Rowan tragó saliva. Sus ojos azules se llenaron de algo distinto. No miedo. No alegría. Era… reconocimiento.

—Oui… —susurró.

Evaluna se tapó la boca. El aire del taxi pareció detenerse.

Damon se quedó quieto, sorprendido. La voz era suave, exacta. Real. Tan dulce como la miel.

Rowan lo había dicho con la boca temblorosa, como si no supiera si debía hablar, pero lo hizo.

—Tu parles très bien français. (tu hablas francés muy bien)—dijo Damon, esta vez con más calidez—. Et tu chantes aussi comme ta mère Romina ? ( ¿Y tú también cantas como tú madre Romina?

Rowan asintió. Apenas. Pero asintió.

Damon soltó una leve sonrisa. No una sonrisa de negocios. Ni de burla. Una verdadera sonrisa. Pequeña. Dolorosa.

—Definitivamente no es mudo —murmuró.

Evaluna sintió un nudo en la garganta.
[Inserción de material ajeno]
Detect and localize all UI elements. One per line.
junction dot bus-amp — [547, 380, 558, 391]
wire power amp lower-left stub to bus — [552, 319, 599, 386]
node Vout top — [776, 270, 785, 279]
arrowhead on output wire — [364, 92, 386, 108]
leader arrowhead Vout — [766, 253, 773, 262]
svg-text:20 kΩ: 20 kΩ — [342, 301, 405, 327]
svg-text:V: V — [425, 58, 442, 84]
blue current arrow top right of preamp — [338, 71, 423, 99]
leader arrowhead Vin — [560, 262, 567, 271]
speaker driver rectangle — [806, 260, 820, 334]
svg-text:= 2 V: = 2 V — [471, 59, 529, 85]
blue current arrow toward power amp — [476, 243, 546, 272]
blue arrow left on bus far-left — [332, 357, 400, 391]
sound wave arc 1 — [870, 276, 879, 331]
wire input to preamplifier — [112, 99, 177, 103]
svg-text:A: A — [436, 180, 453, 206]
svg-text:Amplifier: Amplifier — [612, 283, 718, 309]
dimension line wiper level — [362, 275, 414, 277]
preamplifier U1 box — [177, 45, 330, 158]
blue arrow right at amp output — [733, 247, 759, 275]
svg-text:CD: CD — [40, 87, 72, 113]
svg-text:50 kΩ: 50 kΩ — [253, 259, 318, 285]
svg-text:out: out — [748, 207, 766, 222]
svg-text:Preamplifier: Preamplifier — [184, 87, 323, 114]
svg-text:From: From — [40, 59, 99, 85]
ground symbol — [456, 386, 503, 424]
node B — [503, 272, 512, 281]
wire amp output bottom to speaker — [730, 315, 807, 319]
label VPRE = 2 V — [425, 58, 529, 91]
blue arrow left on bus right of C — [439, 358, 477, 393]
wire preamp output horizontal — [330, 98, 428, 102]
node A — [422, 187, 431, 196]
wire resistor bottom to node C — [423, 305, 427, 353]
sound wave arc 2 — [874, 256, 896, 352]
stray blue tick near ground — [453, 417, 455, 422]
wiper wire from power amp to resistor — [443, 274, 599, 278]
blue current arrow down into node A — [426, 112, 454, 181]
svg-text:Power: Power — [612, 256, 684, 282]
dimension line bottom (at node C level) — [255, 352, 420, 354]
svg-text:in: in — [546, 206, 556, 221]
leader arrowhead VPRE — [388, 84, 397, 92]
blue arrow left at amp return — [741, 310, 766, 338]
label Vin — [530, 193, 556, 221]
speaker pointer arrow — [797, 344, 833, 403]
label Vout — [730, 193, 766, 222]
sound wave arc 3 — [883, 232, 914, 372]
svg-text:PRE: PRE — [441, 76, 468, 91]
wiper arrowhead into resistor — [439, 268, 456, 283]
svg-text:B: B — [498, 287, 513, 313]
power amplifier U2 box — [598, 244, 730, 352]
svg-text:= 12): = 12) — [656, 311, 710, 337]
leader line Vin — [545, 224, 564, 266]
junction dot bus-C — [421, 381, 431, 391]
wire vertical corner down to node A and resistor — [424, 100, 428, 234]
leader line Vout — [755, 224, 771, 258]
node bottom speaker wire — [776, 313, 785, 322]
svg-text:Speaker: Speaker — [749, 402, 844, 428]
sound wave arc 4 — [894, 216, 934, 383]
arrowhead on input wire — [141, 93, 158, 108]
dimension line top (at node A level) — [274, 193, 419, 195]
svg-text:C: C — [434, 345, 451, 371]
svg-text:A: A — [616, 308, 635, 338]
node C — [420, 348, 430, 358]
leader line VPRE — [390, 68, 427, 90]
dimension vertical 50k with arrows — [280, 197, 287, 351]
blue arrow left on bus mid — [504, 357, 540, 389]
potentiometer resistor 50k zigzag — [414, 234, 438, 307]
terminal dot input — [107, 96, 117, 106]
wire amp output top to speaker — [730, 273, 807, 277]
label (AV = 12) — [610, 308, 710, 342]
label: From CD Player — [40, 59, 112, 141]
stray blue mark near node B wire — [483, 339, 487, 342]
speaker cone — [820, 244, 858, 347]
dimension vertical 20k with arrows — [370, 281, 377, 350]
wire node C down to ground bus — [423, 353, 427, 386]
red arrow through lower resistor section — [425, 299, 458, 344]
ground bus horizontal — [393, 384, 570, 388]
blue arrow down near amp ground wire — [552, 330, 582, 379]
Lo había visto en reuniones frías, en salas llenas de poder, pero nunca así. Nunca tan... humano.

—¿Entendió todo? —preguntó ella, en voz baja.

—Dijo “sí” —respondió Damon, sin apartar los ojos del niño—. Y entendió todo.

Un silencio cálido llenó el taxi. Por primera vez, no se sentía como un CEO, una secretaria bien pagada y un niño. Se sentían como algo nuevo, algo frágil… que apenas estaba empezando.

—Ahora solo esperemos que dirán los análisis del ADN.—Susurra él mientras mira por la ventana del taxi.